From the Daily Express on 26th October 1992, I found this piece on George Zillwood March, known as ‘Zach March’ who played for Brighton from 1913 to 1922 as an outside-right.
He was born in Bosham, Sussex, on 25th October 1892, and reached the grand old age of one hundred by the time of this article by Barry Flatman:
England’s oldest living ex-League footballer was getting ready to hang up his boots even before Wembley’s famous white horse had first been shod.
Had he not chosen to work on past his retirement date, he could have drawn his pension before the birth of the Busby Babes.
By the time Gazzamania struck, he was more excited about receiving a telegram from the Queen.
By Zillwood March, ex-Brighton and Hove Albion and Portmsouth, never once resorted to ‘it was better i my days’ for his 100th birthday speech.
Zillwood, or Zach, as he was known at the Goldstone and Fratton Park either side of the First World War, proudly celebrated his century yesterday. As he looked back he said: “I was not a bad player then but I’d like to say I would have been better if I’d played today.
“When I played everyone’s role in the team was very rigid. I was the left winger and you weren’t there for anything else but getting the ball, dribbling it down the wing past the full-back and then crossing for the centre-forward.
“If you went wandering in front of the flank you’d soon get a telling off. And I would have loved to play in those lovely light boots without the big hard toe cap, kicking those nice new balls which don’t get heavy with mud and water.”
Zillwood hails from the seaside Sussex village of Bosham and was snapped up by Brighton when 21. The very next summer Jack Robson, the boss who signed him, moved to Manchester United, and wanted to take his discovery with him.

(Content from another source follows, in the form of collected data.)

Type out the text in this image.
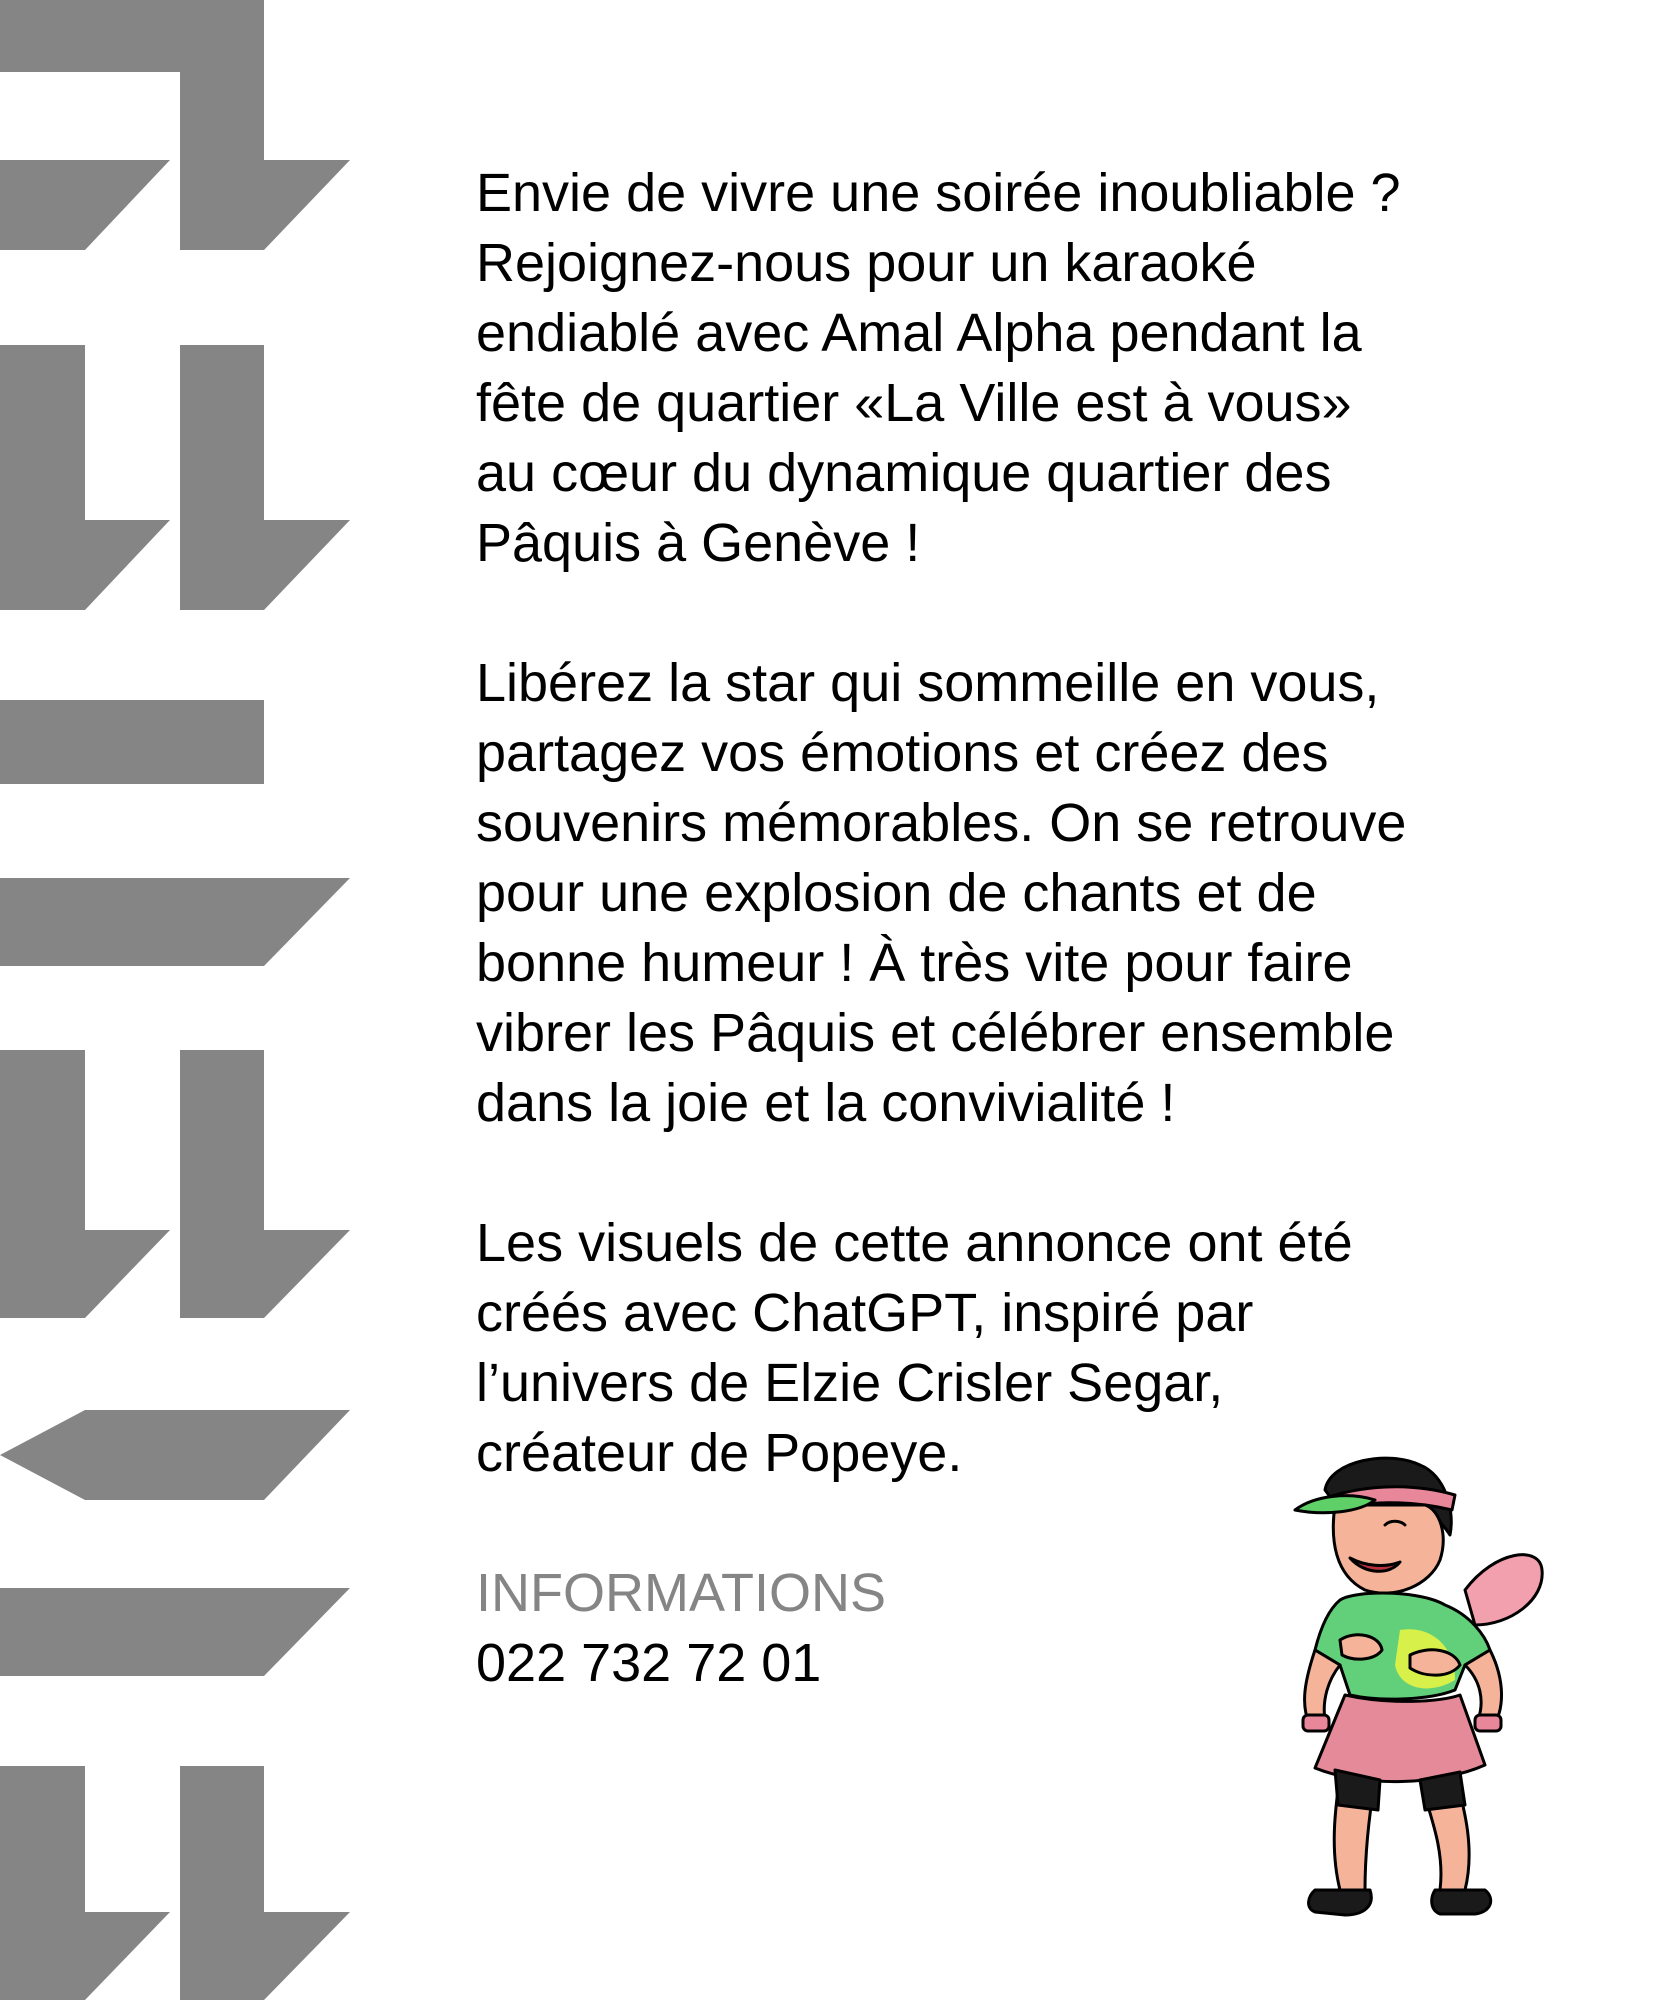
Envie de vivre une soirée inoubliable ?
Rejoignez-nous pour un karaoké
endiablé avec Amal Alpha pendant la
fête de quartier «La Ville est à vous»
au cœur du dynamique quartier des
Pâquis à Genève !
Libérez la star qui sommeille en vous,
partagez vos émotions et créez des
souvenirs mémorables. On se retrouve
pour une explosion de chants et de
bonne humeur ! À très vite pour faire
vibrer les Pâquis et célébrer ensemble
dans la joie et la convivialité !
Les visuels de cette annonce ont été
créés avec ChatGPT, inspiré par
l’univers de Elzie Crisler Segar,
créateur de Popeye.
INFORMATIONS
022 732 72 01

Zillwood, still working as a builder for the family firm, refused and stayed at Brighton in the South West Combination before enlisting for the Royal Sussex Regiment to fight in the trenches.
Mention of war brings the only trace of anger from this happy old man. “The only people who started wars should have been left to fight them. It’s the most terrible thing I have ever seen because men just become animals.”
A hat-trick against Watford is his proudest memory, alongside being Brighton’s highest paid player at £4 a week.
Zillwood often fell prey to the full-back’s sliding tackle, a tactic he believes should be abolished.
It was the heavy lunge of one Moses Russell from Plymouth Argyle that enede his career. “I was getting a bit slower and he managed to kick me in the mouth and knock me out. I thought, ‘that’s enough'”
But Zillwood never lost his enthusiasm for the game and still watches matches on TV. “There are players in the game nowadays who have so much skill, none more than Gazza. He’s an exhibitionist, a real star.”
His theory for long life? “It’s all down to a bit of luck and enjoying yourself. I loved my football career, I loved my building work and I love life.”
March died at the grand old age of 101 in Bognor Regis on 18th September 1994.